Cumhur İttifakı ve Millet İttifakı mevcut düzenin iki ayrı kanadı. Ancak iki ittifakı birbirine eşitlemek büyük bir hata olur. Bir tarafta tek adam rejimini inşa etmiş, binlerce insanın kanına girmiş, Suriye’nin yıkılmasında pay sahibi, tüm HDP belediyelerine kayyum atamış ve seçilmiş siyasetçileri hapsetmiş, Türkiye’nin doğasını ve maddi varlıklarını talan etmiş, işçi sınıfının tüm kazanımlarını yok etmeye yeminli bir iktidar var. Ülkedeki her şey, Cumhur İttifakı blokunun dağıtılmasına bağlı. Her şeyin önünde o var. Cumhur İttifakı’nın iktidardan düşürülmesi adeta Romalı senatör Marcus Porcius Cato’nun, ‘‘Kartaca Yıkılmalıdır’’ lafı gibi. Marcus Porcius Cato Roma Senatosundaki bütün söylevlerini, ‘‘Kartaca yıkılmalıdır’’ sözüyle bitirirmiş. Her neden bahsederse bahsetsin, lâfı “Kartaca yıkılmalıdır”a bağlarmış. Manası şu: Her şeyi boş verin, her şeyi, esas mesele budur. Türkiye halklarının ve demokrasi güçlerinin birincil görevi Cumhur İttifakı'nı iktidardan düşürmektir. Her sorun sonra konuşulabilir.

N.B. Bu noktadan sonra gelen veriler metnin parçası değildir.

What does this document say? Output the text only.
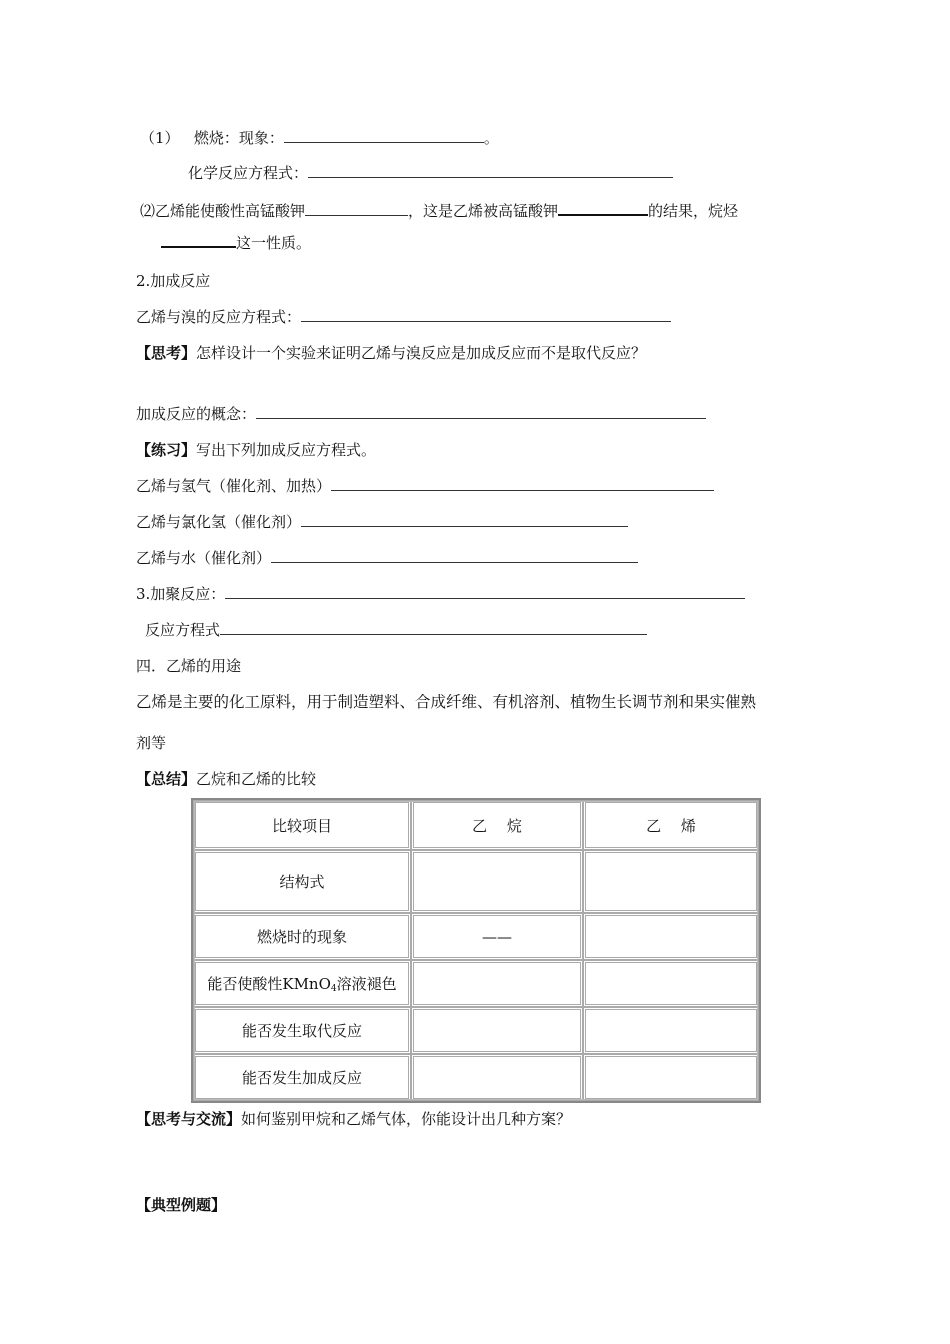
（1） 燃烧：现象：	。
化学反应方程式：
⑵乙烯能使酸性高锰酸钾	，这是乙烯被高锰酸钾	的结果，烷烃
这一性质。
2.加成反应
乙烯与溴的反应方程式：
【思考】怎样设计一个实验来证明乙烯与溴反应是加成反应而不是取代反应？
加成反应的概念：
【练习】写出下列加成反应方程式。
乙烯与氢气（催化剂、加热）
乙烯与氯化氢（催化剂）
乙烯与水（催化剂）
3.加聚反应：
反应方程式
四．乙烯的用途
乙烯是主要的化工原料，用于制造塑料、合成纤维、有机溶剂、植物生长调节剂和果实催熟
剂等
【总结】乙烷和乙烯的比较
比较项目	乙　 烷	乙　 烯
结构式		
燃烧时的现象	——	
能否使酸性KMnO$_4$溶液褪色		
能否发生取代反应		
能否发生加成反应		
【思考与交流】如何鉴别甲烷和乙烯气体，你能设计出几种方案？
【典型例题】
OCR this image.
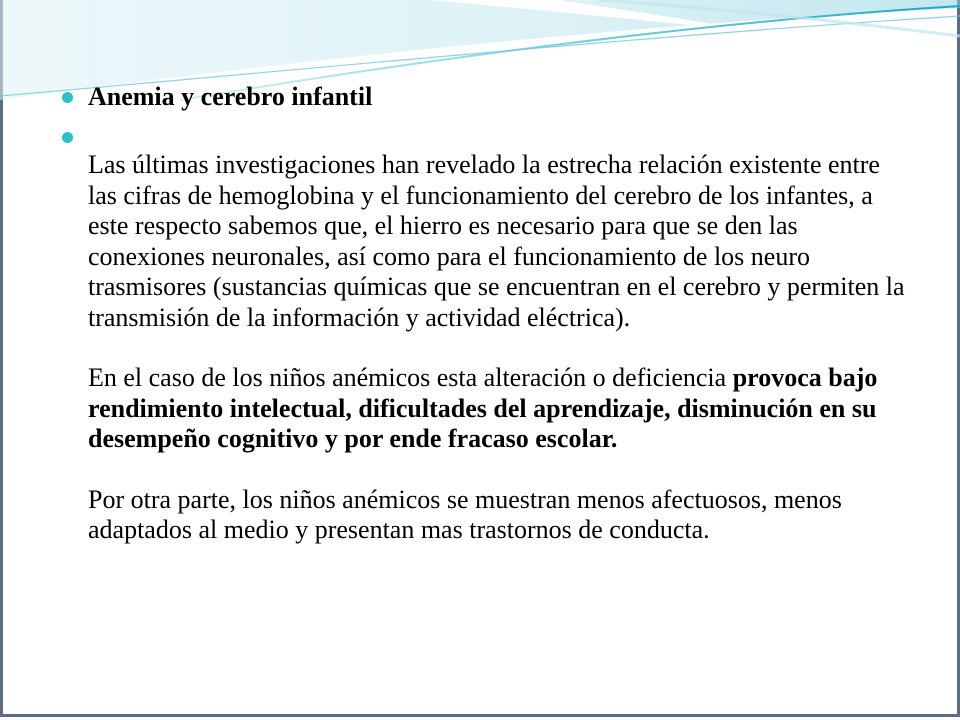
Anemia y cerebro infantil

Las últimas investigaciones han revelado la estrecha relación existente entre las cifras de hemoglobina y el funcionamiento del cerebro de los infantes, a este respecto sabemos que, el hierro es necesario para que se den las conexiones neuronales, así como para el funcionamiento de los neuro trasmisores (sustancias químicas que se encuentran en el cerebro y permiten la transmisión de la información y actividad eléctrica).

En el caso de los niños anémicos esta alteración o deficiencia provoca bajo rendimiento intelectual, dificultades del aprendizaje, disminución en su desempeño cognitivo y por ende fracaso escolar.

Por otra parte, los niños anémicos se muestran menos afectuosos, menos adaptados al medio y presentan mas trastornos de conducta.
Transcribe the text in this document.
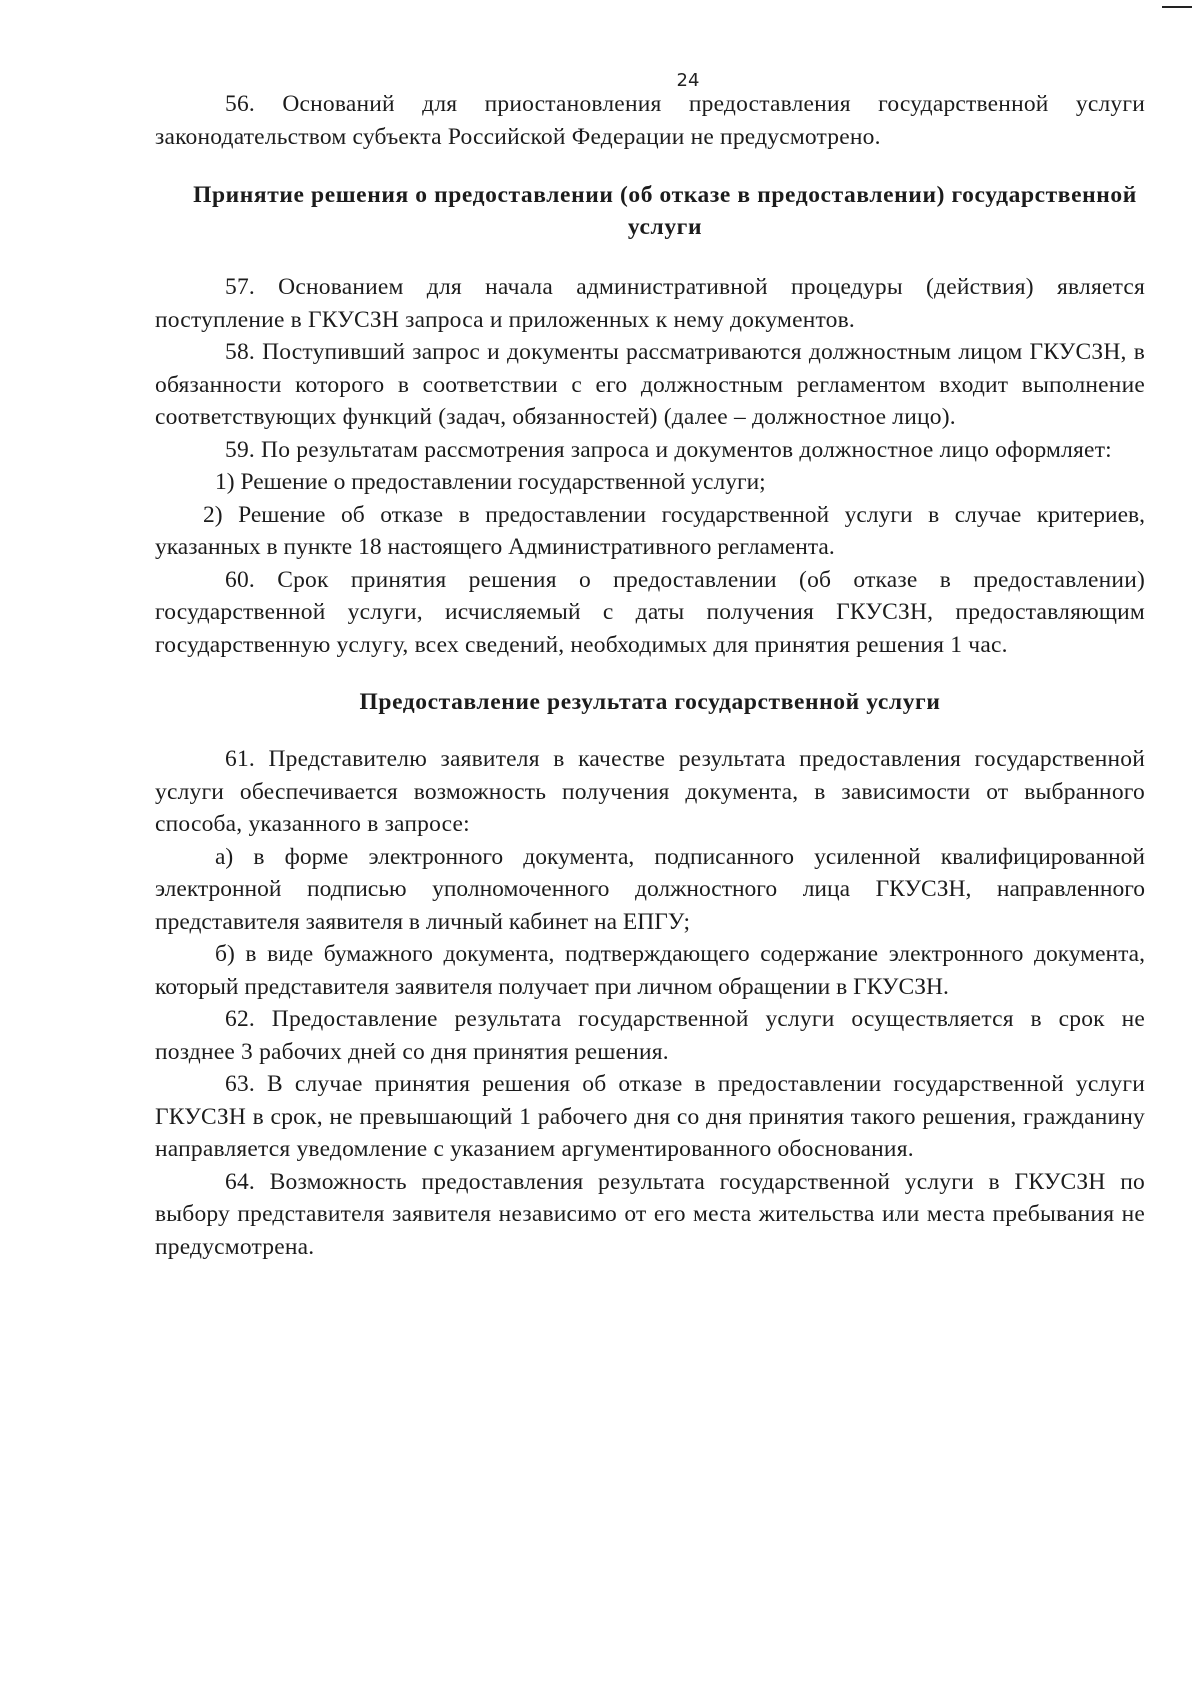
24

56. Оснований для приостановления предоставления государственной услуги законодательством субъекта Российской Федерации не предусмотрено.

Принятие решения о предоставлении (об отказе в предоставлении) государственной услуги

57. Основанием для начала административной процедуры (действия) является поступление в ГКУСЗН запроса и приложенных к нему документов.

58. Поступивший запрос и документы рассматриваются должностным лицом ГКУСЗН, в обязанности которого в соответствии с его должностным регламентом входит выполнение соответствующих функций (задач, обязанностей) (далее – должностное лицо).

59. По результатам рассмотрения запроса и документов должностное лицо оформляет:

1) Решение о предоставлении государственной услуги;

2) Решение об отказе в предоставлении государственной услуги в случае критериев, указанных в пункте 18 настоящего Административного регламента.

60. Срок принятия решения о предоставлении (об отказе в предоставлении) государственной услуги, исчисляемый с даты получения ГКУСЗН, предоставляющим государственную услугу, всех сведений, необходимых для принятия решения 1 час.

Предоставление результата государственной услуги

61. Представителю заявителя в качестве результата предоставления государственной услуги обеспечивается возможность получения документа, в зависимости от выбранного способа, указанного в запросе:

а) в форме электронного документа, подписанного усиленной квалифицированной электронной подписью уполномоченного должностного лица ГКУСЗН, направленного представителя заявителя в личный кабинет на ЕПГУ;

б) в виде бумажного документа, подтверждающего содержание электронного документа, который представителя заявителя получает при личном обращении в ГКУСЗН.

62. Предоставление результата государственной услуги осуществляется в срок не позднее 3 рабочих дней со дня принятия решения.

63. В случае принятия решения об отказе в предоставлении государственной услуги ГКУСЗН в срок, не превышающий 1 рабочего дня со дня принятия такого решения, гражданину направляется уведомление с указанием аргументированного обоснования.

64. Возможность предоставления результата государственной услуги в ГКУСЗН по выбору представителя заявителя независимо от его места жительства или места пребывания не предусмотрена.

Meral Akşener yukarıda bahsettiğim konuşmasında seçimlerden sonra Başbakan olmak istediğini de belirtti. Bu cümle, 'eski sistem olan parlamenter sisteme döneceğiz' demek. Ama orada da sistemin kendisini restore etmesine karşı mücadele etmemiz gerekecek. Türkiye eski Türkiye değil, halklar aynı halklar değil, mücadele dinamikleri ve demokrasi güçleri değişmiş durumda. Restorasyon olacaksa da bu Türkiye halklarının, işçi sınıfının ve demokrasi güçlerinin müdahaleleri ve mücadelesi doğrultusunda olmalıdır.

Önümüzde başka politik gelişmeler de olabilir. MHP ve İyi Parti, aynı tabana seslenen, devlet içerisinde aynı kadrolara yaslanan iki parti. MHP’nin siyasi varlığı iki meseleden ibaret: Kürt hareketini iktidardan uzak tutmak ve güvenlik bürokrasisinde örgütlenmek. MHP şu an için olası bir seçimin kaybeden tarafında yer alıyor. Devlet içerisinde örgütlü bulunan milliyetçi kadrolar, Cumhur İttifakı’nın seçimi kaybetmesiyle birlikte ellerindeki gücü kaybedebilir. Bu kadroların yerini koruması İyi Parti için de önemli. MHP her an bir maraz çıkarıp Cumhur İttifakı’ndan ayrılıp kazanan tarafta, İyi Parti’nin yanında yer alabilir. Devlet Bahçeli’de bunu yapabilecek bir kararlılık ve netlik düzeyi mevcut. Lakin bu sadece bir olasılık düzeyinde, gerçekleşince her şey yeniden düşünülür.

Politik atmosfer böyleyken, HDP her iki ittifaka eşit mesafede bir yerde duramaz. Seçimlere dair Cumhur İttifakı’nı net bir biçimde karşısına almalı, Millet İttifakı’na ise durduğu politik zemini doğru anlatmalıdır. HDP 27 Eylül’de ilkelerini açıklayacak. Bu hem HDP’nin durduğu yeri hem de HDP’nin desteğini isteyecek güçlerin durması gereken yeri işaret edecek, etmeli. Tüm demokrasi güçleri Cumhur İttifakı’nı seçimlerde yenilgiye uğratmak, Millet İttifakı’nın da restorasyon çabalarına karşı durmak için HDP’nin etrafında kenetlenmelidir.